Science has caught up to the idea that we will continue to come across new creatures in the world on both land and sea. Sometimes we may live among an animal and not realize how deadly it truly is. Potentially the most dangerous animal on the planet may not be what we all think. Most suspect a snake or even sea creature such as a jelly fish, however neither are as dangerous as this animal.
The Assassin Caterpillar or Lonomia obliqua, as it’s come to be known, may truly be the deadliest animal science has come across. Hailing from Brazil, seemingly the hub for several deadly animals of all types, this caterpillar is tough to spot….which adds to it’s deadly nature. Most blend into the environment they thrive in, the wilderness. Due to this, they typically are found on trees or limbs in forests and jungles and most people find them by accident.
Most animals also tend to run into the same problem. Animals who try to eat the caterpillar run into an issue where they either die trying to eat the animal or do so before being able to, which has made it sort of grow a reputation among the animal community to not be messed with. Usually it shoves off it’s venom as a defense tactic, so if you try to kill this animal, it will certainly not take it lying down.
What exactly makes it so deadly and what kind of venom does it give out?
According to experts, during its larval caterpillar stage it produces a deadly toxin, found at the base of the many tiny spines that cover it for protection. There is no special toxin name for the caterpillar, other than a Hemotoxin. A Hemotoxin basically causes you to bleed out. In most cases of an venom attaching to you from an animal, you will bleed out of most holes in your body from your ears to…other areas.

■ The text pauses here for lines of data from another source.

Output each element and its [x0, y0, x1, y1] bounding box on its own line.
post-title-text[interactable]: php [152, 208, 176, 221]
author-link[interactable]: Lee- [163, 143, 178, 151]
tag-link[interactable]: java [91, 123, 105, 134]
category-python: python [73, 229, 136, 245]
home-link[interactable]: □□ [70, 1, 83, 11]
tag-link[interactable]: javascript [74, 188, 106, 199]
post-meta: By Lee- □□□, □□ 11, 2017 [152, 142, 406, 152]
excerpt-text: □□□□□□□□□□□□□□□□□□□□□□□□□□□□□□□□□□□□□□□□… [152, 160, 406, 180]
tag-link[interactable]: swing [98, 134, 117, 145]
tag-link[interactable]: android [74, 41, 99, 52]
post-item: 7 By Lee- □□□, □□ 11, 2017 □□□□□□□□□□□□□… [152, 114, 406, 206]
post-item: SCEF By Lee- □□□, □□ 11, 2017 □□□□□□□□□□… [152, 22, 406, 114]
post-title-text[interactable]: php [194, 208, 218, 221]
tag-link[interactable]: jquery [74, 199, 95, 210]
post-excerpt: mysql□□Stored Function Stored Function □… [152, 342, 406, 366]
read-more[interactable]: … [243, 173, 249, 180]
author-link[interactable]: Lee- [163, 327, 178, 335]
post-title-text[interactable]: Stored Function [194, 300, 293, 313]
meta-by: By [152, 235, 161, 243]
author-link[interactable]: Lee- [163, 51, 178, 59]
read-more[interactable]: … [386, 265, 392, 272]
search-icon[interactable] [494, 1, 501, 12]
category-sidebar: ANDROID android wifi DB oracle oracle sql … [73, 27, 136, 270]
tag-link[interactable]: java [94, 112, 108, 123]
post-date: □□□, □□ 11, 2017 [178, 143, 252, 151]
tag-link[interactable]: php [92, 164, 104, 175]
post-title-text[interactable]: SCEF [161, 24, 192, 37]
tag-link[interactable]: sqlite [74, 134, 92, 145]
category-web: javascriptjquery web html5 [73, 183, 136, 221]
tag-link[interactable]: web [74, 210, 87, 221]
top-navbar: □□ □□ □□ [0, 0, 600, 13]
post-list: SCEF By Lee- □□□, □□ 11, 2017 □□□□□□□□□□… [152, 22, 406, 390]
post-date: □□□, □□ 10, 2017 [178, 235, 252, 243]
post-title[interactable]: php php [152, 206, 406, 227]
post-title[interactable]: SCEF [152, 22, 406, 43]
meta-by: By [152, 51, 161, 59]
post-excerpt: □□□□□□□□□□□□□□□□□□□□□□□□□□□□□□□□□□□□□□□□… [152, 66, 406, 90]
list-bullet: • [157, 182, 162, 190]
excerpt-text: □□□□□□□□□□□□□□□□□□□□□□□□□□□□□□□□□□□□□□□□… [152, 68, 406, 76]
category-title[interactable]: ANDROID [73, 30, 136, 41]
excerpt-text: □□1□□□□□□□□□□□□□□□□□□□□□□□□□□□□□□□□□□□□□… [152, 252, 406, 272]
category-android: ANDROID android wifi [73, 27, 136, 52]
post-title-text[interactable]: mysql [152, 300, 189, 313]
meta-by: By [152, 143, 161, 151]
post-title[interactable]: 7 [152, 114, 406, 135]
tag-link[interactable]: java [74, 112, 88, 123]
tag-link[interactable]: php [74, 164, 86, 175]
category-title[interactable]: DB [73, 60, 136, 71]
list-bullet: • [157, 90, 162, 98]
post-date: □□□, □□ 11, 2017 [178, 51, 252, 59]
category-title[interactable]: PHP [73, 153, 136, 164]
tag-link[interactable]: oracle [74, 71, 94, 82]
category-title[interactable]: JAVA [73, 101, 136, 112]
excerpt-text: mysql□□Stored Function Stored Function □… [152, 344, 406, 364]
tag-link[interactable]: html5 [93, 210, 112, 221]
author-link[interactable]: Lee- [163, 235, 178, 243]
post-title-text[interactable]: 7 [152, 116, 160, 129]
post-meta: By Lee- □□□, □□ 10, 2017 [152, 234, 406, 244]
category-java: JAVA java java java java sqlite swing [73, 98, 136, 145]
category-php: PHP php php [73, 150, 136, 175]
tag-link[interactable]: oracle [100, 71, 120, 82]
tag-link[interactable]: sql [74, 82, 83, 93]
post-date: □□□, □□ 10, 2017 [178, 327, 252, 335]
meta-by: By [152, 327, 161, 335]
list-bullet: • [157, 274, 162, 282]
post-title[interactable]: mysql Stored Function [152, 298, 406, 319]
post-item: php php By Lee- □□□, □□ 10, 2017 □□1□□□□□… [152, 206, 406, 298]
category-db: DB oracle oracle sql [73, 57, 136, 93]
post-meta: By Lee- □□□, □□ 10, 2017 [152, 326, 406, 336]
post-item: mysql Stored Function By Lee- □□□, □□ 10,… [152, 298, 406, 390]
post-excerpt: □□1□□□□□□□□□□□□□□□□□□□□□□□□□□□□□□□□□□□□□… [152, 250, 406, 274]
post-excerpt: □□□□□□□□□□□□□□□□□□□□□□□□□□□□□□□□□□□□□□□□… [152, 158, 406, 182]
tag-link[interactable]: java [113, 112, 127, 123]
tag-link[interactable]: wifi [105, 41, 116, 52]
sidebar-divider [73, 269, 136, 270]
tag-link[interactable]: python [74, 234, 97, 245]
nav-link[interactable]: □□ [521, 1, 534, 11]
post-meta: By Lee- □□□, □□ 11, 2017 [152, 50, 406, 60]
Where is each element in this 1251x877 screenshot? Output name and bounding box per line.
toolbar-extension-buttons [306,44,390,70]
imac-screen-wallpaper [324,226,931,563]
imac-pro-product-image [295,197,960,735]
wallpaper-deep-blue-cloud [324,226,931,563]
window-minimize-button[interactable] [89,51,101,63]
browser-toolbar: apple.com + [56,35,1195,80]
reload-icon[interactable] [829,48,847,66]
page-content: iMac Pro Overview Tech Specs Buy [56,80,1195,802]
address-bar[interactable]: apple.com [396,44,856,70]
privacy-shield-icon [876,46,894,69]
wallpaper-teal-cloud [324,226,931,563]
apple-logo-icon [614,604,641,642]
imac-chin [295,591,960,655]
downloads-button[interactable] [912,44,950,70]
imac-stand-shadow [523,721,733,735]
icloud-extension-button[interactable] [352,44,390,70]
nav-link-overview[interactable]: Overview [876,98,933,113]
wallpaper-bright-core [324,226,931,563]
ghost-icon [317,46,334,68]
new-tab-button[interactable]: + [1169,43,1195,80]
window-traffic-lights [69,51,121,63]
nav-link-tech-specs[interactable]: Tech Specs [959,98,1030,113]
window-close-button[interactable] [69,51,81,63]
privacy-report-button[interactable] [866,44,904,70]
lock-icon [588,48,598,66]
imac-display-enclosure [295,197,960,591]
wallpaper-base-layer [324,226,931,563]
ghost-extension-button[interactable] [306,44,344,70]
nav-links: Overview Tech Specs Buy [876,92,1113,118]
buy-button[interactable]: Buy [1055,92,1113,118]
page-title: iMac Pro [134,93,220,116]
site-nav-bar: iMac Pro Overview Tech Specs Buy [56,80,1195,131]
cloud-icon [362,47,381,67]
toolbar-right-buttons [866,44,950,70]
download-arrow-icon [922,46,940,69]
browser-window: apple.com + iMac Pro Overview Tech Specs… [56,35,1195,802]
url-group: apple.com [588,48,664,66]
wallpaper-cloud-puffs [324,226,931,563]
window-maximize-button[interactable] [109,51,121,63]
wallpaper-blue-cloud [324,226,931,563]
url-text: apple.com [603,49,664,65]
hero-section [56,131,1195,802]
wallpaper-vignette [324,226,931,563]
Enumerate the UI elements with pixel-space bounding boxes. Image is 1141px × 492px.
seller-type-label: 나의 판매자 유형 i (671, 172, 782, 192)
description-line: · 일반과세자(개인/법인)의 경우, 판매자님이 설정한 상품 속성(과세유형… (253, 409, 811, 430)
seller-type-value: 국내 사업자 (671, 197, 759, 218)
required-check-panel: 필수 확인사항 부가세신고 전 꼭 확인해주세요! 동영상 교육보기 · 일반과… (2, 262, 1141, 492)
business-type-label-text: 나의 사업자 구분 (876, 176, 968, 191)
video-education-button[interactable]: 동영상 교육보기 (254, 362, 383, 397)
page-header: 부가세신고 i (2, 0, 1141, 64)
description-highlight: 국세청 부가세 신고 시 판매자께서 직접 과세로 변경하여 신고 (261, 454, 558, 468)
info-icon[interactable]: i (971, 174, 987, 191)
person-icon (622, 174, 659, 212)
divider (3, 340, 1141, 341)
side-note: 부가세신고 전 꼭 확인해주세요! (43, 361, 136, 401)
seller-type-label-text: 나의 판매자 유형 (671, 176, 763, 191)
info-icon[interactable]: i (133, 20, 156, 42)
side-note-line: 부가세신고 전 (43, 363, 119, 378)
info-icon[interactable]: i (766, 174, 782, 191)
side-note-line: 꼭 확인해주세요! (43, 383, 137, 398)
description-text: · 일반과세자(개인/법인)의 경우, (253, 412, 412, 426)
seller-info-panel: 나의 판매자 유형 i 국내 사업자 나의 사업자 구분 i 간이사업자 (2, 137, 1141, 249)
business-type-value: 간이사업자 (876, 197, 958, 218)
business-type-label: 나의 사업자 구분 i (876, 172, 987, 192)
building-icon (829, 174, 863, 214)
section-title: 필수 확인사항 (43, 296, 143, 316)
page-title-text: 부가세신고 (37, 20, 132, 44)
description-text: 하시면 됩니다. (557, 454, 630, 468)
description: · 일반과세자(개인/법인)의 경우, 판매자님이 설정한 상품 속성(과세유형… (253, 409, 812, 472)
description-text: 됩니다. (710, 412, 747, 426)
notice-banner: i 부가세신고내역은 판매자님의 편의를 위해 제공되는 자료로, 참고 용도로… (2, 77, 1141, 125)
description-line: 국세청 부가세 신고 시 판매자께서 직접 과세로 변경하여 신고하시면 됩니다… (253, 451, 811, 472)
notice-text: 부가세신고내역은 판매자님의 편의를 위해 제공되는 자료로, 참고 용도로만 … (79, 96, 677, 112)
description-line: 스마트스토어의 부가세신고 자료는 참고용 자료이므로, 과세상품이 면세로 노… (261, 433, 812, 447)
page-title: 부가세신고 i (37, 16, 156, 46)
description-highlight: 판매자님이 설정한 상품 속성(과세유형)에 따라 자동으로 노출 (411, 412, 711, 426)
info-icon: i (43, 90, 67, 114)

Hemotoxins are found in other animals as well, such as as the deadly Boomslang snake found in Africa, but the Assassin Caterpillar steps it up a notch. This animal basically causes what is known as disseminated intravascular coagulation through all of this. It is a condition where the blood clots inside the blood vessels. Not a very pleasant experience one would imagine. Oh, but it’s still not done.
It was also discovered that the toxin in the Assassin Caterpillar’s skin held potent anti-clotting agents. Their anti-clotting agent would attach itself to another protein to the body’s cells. In turn, it would cause them to leak as blood is unable to clot. Soon the internal bleeding would star to fill up the surrounding tissue with what is known as “bruised blood”. Internal bleeding spreads through the internal organs and eventually leads to compression and brain death.
Basically a person dies from a full-blown hemorrhagic syndrome at the end of the day. The toxin among other materials the Assassin Caterpillar causes make it uniquely deadly. The toxin in Hemotoxin is already on par with or greater than the snakes that carry the same toxin. Then you add in what all it can do when inside the body and a person is screwed without treatment.
There have been over 500 confirmed deaths to the Assassin Caterpillar, but in 2012-2013 alone, over 300 cases were reported.
When this happened the Brazilian scientists at the Institute of Butantan got to work trying to find an antivenin of any kind that would help them in killing off the venom when it entered the body. They were able to produce a serum that does not get the venom out totally and may not be a 100% effective in helping the person survive after prolonged exposure or even stop them from losing a limp or organ. However, it does reverse the affects of the disseminated intravascular coagulation.
It all works is like this. When the spines from the Assassin Caterpillar get stuck in a victim, venom is injected through these hollow spines and injected into the unsuspecting victim. The good news in it all is that it takes several stings or injections to cause a big problem, such as a death. However, just like a bee sting the spot where the injection happens will manage to get affected. If no treatment is sought out, even a small issue such as one injection from the spine could cause potential limb loss.
The bad news is that usually it may only take a small bit to cause deadly problems for young or elderly people. Most of the time as well, the Assassin Caterpillar will inject numerous times because on average people either touch it with their full hand in a grip or step on it, causing the needle-like spines to go into the person.
Even more bad news is that as of 2012, the Assassin Caterpillar appeared to be thriving and only doing better. The Brazilian people have known of this animal for some time and only realized lately how deadly it was. It is said that the Assassin Caterpillar lived among the people or outside cities for centuries causing no real harm.
No one knows how long the Assassin Caterpillar has left, it could be more centuries to come. The good news in it all is that we know of it’s deadly nature now. The problem is that we will surely run into it more often. Scientists think that the reason for so many deaths due to the Assassin Caterpillar were seen in the last two years more than any reported amount ever for the animal, is because of the growing numbers. People simply are seeing more of them, therefore coming into deadly contact. Despite this, we all should certainly be very careful to not run across this little thing in the wild, as it may be the last regret we ever have.